Tuesday, July 7, 2015


 We use a purification system at home to filter our well-water, but fortunately, I don’t need or want purifying treatment for myself, because I, like all of us, am part of a universe that has been flowing along in the purest of ways for eons. I may not like a lot that happens to me, but that doesn’t change the fact that a fundamental freshness and healthiness has been part of the universe from the start. With my self-oriented way of seeing things, yes, there does seem to be “contamination” of all kinds around me. Severe storms certainly don’t seem clean and fresh, and sickness seems a long way from freshness. However, all of it, in some mysterious way – all of the successes and defeats and pleasures and sorrows – is the interwoven, flawless work of an unblemished universe. I guess my goal is to see life, not as I personally want it to be, but as it actually is – the faultless flowing of a river of gifts that are 100% gifts.    


Saturday, July 4, 2015


It often amazes me to realize how gratuitous my life has been – how totally unearned and unmerited most of the gifts I’ve received have been.
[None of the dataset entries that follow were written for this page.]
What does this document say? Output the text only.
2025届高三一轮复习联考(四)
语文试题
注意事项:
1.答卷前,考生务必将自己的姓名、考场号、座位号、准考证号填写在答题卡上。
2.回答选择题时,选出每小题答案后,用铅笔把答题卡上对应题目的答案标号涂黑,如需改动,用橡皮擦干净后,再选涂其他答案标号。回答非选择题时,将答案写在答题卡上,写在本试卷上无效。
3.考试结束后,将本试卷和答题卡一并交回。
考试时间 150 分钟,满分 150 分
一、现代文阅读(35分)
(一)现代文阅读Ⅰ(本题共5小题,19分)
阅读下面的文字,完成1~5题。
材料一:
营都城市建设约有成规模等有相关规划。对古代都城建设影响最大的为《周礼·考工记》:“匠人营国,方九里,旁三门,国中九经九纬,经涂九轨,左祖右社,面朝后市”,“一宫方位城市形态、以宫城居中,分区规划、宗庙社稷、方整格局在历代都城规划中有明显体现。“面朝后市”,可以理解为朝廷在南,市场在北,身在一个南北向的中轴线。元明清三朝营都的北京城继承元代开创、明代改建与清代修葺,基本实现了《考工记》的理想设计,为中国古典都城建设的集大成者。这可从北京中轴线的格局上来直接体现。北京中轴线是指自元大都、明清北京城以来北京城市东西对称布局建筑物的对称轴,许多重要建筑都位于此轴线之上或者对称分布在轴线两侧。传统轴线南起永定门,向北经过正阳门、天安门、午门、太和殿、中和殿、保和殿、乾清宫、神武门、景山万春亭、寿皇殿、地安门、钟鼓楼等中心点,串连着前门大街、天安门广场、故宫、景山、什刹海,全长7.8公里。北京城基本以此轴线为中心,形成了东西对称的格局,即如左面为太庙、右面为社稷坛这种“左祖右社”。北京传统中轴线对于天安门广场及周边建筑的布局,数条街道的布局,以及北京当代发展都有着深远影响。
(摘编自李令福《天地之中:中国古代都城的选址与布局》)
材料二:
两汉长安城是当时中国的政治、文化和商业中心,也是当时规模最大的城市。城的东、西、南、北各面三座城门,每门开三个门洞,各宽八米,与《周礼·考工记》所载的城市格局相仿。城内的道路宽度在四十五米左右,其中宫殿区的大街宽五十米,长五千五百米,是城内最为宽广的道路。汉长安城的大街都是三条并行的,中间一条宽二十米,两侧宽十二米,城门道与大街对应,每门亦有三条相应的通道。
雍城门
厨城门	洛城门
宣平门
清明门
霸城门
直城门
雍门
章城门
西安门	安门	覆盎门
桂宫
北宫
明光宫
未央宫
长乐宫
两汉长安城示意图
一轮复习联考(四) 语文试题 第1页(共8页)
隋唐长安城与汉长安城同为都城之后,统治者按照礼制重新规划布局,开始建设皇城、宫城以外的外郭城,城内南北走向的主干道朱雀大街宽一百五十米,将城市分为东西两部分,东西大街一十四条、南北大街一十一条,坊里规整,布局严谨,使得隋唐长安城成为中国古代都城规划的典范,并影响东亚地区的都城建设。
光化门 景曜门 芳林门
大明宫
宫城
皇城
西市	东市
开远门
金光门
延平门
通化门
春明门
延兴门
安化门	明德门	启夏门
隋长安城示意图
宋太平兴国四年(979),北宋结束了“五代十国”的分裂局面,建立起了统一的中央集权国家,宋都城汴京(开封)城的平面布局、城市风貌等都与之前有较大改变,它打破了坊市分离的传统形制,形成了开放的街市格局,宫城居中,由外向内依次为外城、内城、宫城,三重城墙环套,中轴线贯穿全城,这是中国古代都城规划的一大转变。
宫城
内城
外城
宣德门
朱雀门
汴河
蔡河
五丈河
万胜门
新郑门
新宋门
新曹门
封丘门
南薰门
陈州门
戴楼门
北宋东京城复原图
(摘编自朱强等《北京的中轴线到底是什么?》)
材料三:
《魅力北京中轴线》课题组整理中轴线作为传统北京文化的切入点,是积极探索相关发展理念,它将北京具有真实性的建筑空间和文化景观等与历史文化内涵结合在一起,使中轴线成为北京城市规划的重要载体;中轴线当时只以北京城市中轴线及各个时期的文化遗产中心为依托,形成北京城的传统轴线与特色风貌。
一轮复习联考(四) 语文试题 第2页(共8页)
Yes, I know I’ve occasionally worked hard and earned some justifiable rewards, but the big gifts, the important gifts, have come to me as unearned, free-of-charge presents. For instance, there’s the flood of helpful thoughts that flow through me each day, all of them coming without much effort on my part. I don’t strain and sweat to make useful thoughts; they somehow simply show up, like on-the-house gifts from the universe. And what did I do to deserve being born of hard-working, level-headed, and loving parents? I showed up in November of 1941, and there before me was the undeserved gift of a fairly well-off and wonderful family. Finally, there are the gifts I get day by day – a smile from someone, or a sweet word of kindness, or hours of steady sunshine, all handed to me on a platter free of charge. I wonder if I should feel embarrassed about all these free handouts, or just grateful for a universe that seems to give because it’s fun.

Friday, July 3, 2015


      During a walk with Delycia on this warm morning, I took my hat off whenever we entered a shady area, just to cool down, and it started me thinking about the old custom of men “tipping” their hats when in the presence of someone special – tipping their hats, and perhaps bowing with stately graciousness. We were not walking past kings and queens this morning, but we were surely in the midst of magnificence. There were, for instance, majestic old trees along the streets, some of which were here when my grandparents were young, and which still stand in a resplendent and regal way. Do they not deserve a tip of the hat and a bow? And what about the soft winds that cooled us as we walked, winds that have been working their magic in a solemn and measured manner for eons? Shouldn’t an old, grateful guy occasionally give them a tip of the hat and a cultured bow as he walks in the morning with his sweetheart?